Même lorsque notre courant n'était constitué que d’un ou deux groupes dans différents pays (à la fin de la période de réaction et au début de la nouvelle période qui s'ouvre en 1968), la nature de la lutte prolétarienne et les positions de classe que nous défendions nous ont imposé une cohérence politique internationale. Aujourd'hui, face à l'aggravation de la crise et à la montée des luttes, cette unité politique fondamentale et les années de travail commun nous ont permis de créer un cadre organisationnel international pour notre courant, afin de concentrer nos efforts dans plusieurs  pays.

Dans le contexte de la confusion politique actuelle et vu les forces très faibles des révolutionnaires, nous estimons qu'il est très important d’insister sur la nécessité, toujours existante en période de montée des luttes, de travail­ler vers un regroupement des révolutionnaires. Pour cette raison, nous avons invité des groupes dont les positions politiques les rapprochent de notre courant : Pour une Intervention Communiste (France), Revolutionary Workers' Group (USA), Revolutionary Perspectives (Grande-Bretagne) à participer à notre conférence. La confrontation des idées entre notre courant et ces groupes a aidé à clarifier les analyses et les orientations que défendent les différents groupes face aux tâches politiques actuelles.

La situation actuelle

Pendant les longues années qu'a duré la période de reconstruction d’après guerre, les marxistes révolutionnaires ont répété que le système capitaliste, entré dans sa période de décadence depuis sa première guerre mondiale, ne "prospérait" provisoirement que grâce aux divers palliatifs de la reconstruction, des mesures étatiques, de l'économie d'armement et qu'éventuellement les contradictions inhérentes au système vont éclater clairement dans une crise ouverte encore plus profonde que celle de 1929. Aujourd’hui, la crise n’est plus un mystère pour personne et la réalité du système en faillite a balayé de la scène les bourgeois exaltés et les marxologues érudits comme Socialisme ou Barbarie qui ont cru voir "la fin des crises", le "dépassement du marxisme" ou comme Marcuse, l’embourgeoisement du prolétariat.
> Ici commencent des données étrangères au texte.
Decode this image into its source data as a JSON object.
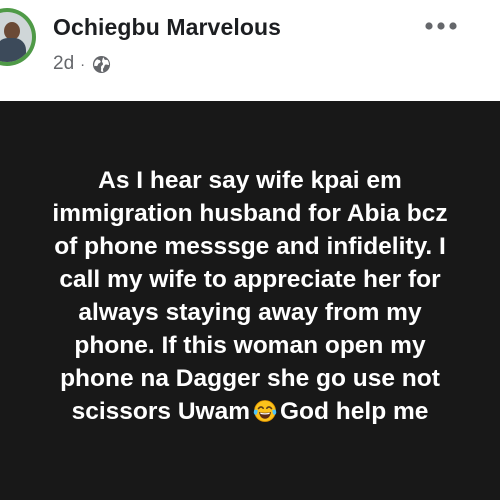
{
  "post": {
    "author_name": "Ochiegbu Marvelous",
    "time_ago": "2d",
    "separator": "·",
    "privacy_icon": "globe-icon",
    "more_icon": "more-options-icon",
    "body_lines": [
      "As I hear say wife kpai em",
      "immigration husband for Abia bcz",
      "of phone messsge and infidelity. I",
      "call my wife to appreciate her for",
      "always staying away from my",
      "phone.   If this woman open my",
      "phone na Dagger she go use not"
    ],
    "last_line_before_emoji": "scissors Uwam",
    "emoji_icon": "tears-of-joy-emoji-icon",
    "last_line_after_emoji": "God help me"
  },
  "colors": {
    "body_background": "#181818",
    "body_text": "#ffffff",
    "name_text": "#1c1e21",
    "meta_text": "#65676b",
    "avatar_ring": "#4f9a47"
  }
}
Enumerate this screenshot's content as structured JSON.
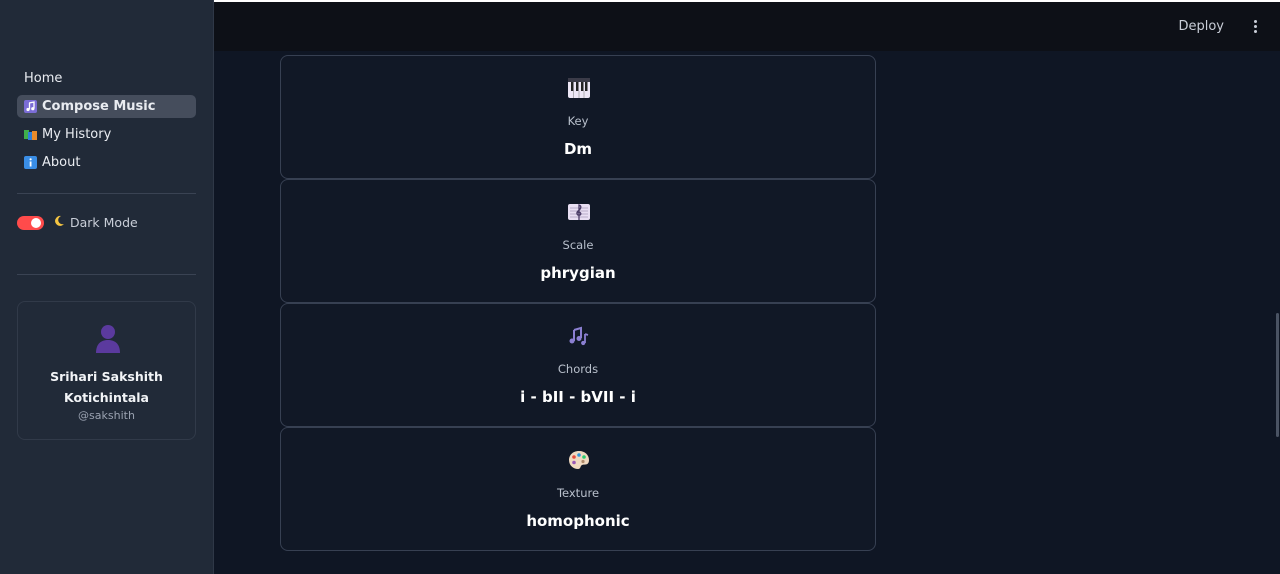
{
  "header": {
    "deploy_label": "Deploy"
  },
  "sidebar": {
    "items": [
      {
        "label": "Home",
        "icon": "",
        "active": false
      },
      {
        "label": "Compose Music",
        "icon": "music-note-icon",
        "active": true
      },
      {
        "label": "My History",
        "icon": "books-icon",
        "active": false
      },
      {
        "label": "About",
        "icon": "info-icon",
        "active": false
      }
    ],
    "dark_mode": {
      "label": "Dark Mode",
      "enabled": true,
      "icon": "moon-icon"
    },
    "profile": {
      "name_line1": "Srihari Sakshith",
      "name_line2": "Kotichintala",
      "handle": "@sakshith",
      "avatar_icon": "bust-silhouette-icon"
    }
  },
  "cards": [
    {
      "label": "Key",
      "value": "Dm",
      "icon": "piano-keyboard-icon"
    },
    {
      "label": "Scale",
      "value": "phrygian",
      "icon": "treble-clef-icon"
    },
    {
      "label": "Chords",
      "value": "i - bII - bVII - i",
      "icon": "music-notes-icon"
    },
    {
      "label": "Texture",
      "value": "homophonic",
      "icon": "artist-palette-icon"
    }
  ],
  "colors": {
    "accent": "#ff4b4b",
    "sidebar_bg": "#212a38",
    "main_bg": "#0f1624"
  }
}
Notre courant analyse depuis 7 ans les péripéties de la crise qui va s’approfondissant : dans ce cours général, l’année 1974 a marqué une dégradation qualitative et quantitative de la situation économique du capitalisme (à l'Est comme à l’Ouest) et a montré la nature éphémère et trompeuse des mini reprises de 1972.

L'inflation, le chômage, les crises monétaires et les guerres commerciales, la chute des valeurs à la Bourse et les taux de décroissance des économies avancées, sont les signes de la crise générale de surproduction et de saturation des marchés qui mine le système capitaliste mondial à ses racines.

Contrairement à 1929, le Capitalisme aujourd'hui essaye autant que possible de pallier aux effets de la crise au moyen des structures étatiques. Malgré l'intensification des rivalités inter impérialistes (comme le montre la guerre continuelle en Indochine, les affrontements au Moyen-Orient et à Chypre) et le raffermissement des blocs impérialistes, le cours vers la guerre, inhérent aux crises économiques du capitalisme décadent, ne peut pas aboutir à la guerre généralisée aujourd'hui tant que la combativité de la classe ouvrière continue à se maintenir et à se développer. A la conférence, les groupes de notre courant ont élaboré la perspective défendue dans notre presse à savoir que la lutte de la classe ouvrière va s'intensifier dans une résistance à la crise et va poser l'alternative Socialisme ou Barbarie sur la scène historique après 50 années de recul.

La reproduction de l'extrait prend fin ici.